К счастью, вопрос с жильем для большинства потерпевших удалось решить довольно быстро. Одна из столичных фирм «крутнулась» и под шумок продала городской власти на корню целый микрорайон. Ибо последствия приснопамятного экономического кризиса еще давали себя знать, и спроса на квартиры все не было. Микрорайон оказался недостроенным, площади жилья завышенными – как же без этого? И за махинации с метрами и ценами потом под суд пошли замминистра строительства, вице-мэр и кто-то из руководства той фирмы, возглавляемой почему-то родственником мэра. Но это уже отдельная и не слишком веселая песня. К тому же давно обсосанная в прессе.

А на оставленной территории постепенно, под натиском разбушевавшейся флоры и фауны, разрушались дороги, эстакады, пяти-, девяти- и шестнадцатиэтажки, канализационные коллекторы, здания цехов давно заброшенных и совсем недавно работавших заводов, трамвайные пути, линии электропередач, наземное метро и прочие элементы городской и пригородной инфраструктуры.

Как ни странно, даже пятиэтажные «хрущобы» не всегда рассыпались грудами бетонного мусора. Порой они сохраняли форму правильных параллелепипедов, хотя окна и двери вываливались (грибок напрочь сжирал деревянные переплеты), а стены целиком скрывались под плотным ковром вьющихся растений. На этажных перекрытиях за пару-тройку лет образовался слой перегноя, на котором буйно росли где трава, где грибы со шляпками размером с суповую тарелку, если не с велосипедное колесо. Фотографии и заспиртованные образцы я своими глазами видел в музее. На одном фото ясно был виден совершенно сюрреалистический пейзаж чьей-то бывшей гостиной. Напротив проросшего поганками дивана на остатках тумбы из стекла и стали все еще стоял древний телевизор с электронно-лучевой трубкой, прямо из полупроводниковых недр которого, проломив пластиковую крышку, росло небольшое деревце, удивительно напоминавшее миниатюрную пальму.

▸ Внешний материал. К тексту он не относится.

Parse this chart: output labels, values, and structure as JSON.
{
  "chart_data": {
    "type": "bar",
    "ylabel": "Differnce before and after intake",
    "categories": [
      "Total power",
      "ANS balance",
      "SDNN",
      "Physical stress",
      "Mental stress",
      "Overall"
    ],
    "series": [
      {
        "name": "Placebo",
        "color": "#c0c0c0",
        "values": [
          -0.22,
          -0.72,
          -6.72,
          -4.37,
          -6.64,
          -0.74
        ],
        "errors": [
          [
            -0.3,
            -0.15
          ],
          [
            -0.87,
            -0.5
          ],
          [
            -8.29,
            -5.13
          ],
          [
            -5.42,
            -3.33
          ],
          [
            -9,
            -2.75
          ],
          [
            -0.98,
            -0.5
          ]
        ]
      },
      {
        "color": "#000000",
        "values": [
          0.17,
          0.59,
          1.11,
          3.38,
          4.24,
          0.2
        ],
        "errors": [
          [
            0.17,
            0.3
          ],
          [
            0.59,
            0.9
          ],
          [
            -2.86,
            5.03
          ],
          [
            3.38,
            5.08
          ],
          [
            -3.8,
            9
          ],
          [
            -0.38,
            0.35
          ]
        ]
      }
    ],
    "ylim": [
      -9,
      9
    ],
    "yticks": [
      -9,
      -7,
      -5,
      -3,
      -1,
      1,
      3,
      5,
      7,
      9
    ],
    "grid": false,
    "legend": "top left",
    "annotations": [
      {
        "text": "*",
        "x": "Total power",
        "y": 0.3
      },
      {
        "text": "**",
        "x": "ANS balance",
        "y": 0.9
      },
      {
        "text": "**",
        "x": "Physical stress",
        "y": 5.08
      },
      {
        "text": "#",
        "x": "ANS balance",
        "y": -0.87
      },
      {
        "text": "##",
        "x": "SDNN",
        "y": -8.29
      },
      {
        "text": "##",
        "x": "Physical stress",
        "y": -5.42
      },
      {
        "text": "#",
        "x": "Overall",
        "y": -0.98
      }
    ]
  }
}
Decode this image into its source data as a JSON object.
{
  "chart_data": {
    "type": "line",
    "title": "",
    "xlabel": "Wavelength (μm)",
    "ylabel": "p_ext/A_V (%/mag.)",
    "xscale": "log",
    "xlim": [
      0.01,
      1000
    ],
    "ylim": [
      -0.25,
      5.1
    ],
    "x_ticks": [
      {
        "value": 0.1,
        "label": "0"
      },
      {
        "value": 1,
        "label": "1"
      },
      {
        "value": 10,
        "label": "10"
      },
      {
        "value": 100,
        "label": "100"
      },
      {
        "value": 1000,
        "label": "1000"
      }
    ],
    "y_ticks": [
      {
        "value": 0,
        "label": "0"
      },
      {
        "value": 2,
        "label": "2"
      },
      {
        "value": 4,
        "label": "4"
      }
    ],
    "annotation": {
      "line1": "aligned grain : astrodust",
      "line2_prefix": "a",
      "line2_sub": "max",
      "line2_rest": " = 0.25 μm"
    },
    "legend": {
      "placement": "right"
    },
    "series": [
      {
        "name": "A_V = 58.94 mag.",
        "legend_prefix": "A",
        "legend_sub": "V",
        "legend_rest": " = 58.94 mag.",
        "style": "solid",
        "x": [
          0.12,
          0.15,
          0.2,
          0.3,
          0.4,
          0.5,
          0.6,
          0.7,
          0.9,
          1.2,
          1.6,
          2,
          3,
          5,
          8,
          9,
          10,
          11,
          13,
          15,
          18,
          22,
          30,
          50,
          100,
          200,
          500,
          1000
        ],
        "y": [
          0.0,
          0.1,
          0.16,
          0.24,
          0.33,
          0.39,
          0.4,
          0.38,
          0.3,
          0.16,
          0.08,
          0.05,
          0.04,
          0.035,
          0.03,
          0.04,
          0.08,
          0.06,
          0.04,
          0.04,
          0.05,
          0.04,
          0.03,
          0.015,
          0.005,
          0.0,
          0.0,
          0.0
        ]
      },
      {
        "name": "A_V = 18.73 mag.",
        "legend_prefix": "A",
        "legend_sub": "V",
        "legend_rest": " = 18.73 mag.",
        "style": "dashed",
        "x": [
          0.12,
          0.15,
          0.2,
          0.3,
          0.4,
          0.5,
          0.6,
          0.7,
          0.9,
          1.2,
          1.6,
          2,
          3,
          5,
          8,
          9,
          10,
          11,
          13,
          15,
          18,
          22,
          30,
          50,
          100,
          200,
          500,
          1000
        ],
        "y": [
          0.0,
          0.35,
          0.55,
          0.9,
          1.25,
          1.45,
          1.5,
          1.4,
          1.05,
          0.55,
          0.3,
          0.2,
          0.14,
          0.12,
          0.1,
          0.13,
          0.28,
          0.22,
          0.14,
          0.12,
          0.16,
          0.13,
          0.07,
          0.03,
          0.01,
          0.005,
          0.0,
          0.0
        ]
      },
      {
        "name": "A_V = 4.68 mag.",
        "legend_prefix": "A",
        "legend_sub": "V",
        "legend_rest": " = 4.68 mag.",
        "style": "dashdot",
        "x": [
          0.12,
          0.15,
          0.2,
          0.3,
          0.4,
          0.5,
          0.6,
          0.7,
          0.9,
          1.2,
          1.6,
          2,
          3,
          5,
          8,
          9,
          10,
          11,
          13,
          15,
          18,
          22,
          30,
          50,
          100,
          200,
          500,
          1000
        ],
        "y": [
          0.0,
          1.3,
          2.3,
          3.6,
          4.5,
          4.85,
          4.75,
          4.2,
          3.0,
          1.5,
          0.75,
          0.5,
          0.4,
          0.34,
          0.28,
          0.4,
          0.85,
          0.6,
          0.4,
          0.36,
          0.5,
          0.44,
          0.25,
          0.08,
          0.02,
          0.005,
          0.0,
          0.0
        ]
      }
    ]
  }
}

Правда, обнаружить такую пятиэтажную клумбу можно было, либо подойдя вплотную, либо, напротив, пролетев над ЗПБА на вертолете. Ибо деревья тут вымахивали таких размеров и росли так плотно, что секвойи с баобабами должны были помереть от зависти. Обзор они загораживали напрочь, поэтому картографировать все эти площади было ой как непросто. Вот и пользовались старыми картами, при случае корректируя их от руки.

– Давай еще семьсот метров вперед по дороге, а потом влево метров двести. Нас ждет школьный стадион.

Вадик резко крутанул баранку, ныряя в тоннель между стволами (каждый с колонну в хорошем соборе), а потом так же резко ударил по тормозам.

Нам открылось совершенно феерическое зрелище. Часть стадиона уже захватили вездесущие деревья, больше всего напоминавшие сосны, только вышиной едва не телебашню на Сырце[1]. А примерно две третьих покрывал сплошной ковер цветов непередаваемо нежного оттенка. Что-то эдакое с переходом от розового к светло-лиловому. Цветы напоминали львиный зев. А, может, и не напоминали, может, это он и был. Под легким ветром испод бархатистых лепестков чуть приобнажался, и по поляне пробегали мелкие волны цвета сливочного мороженого.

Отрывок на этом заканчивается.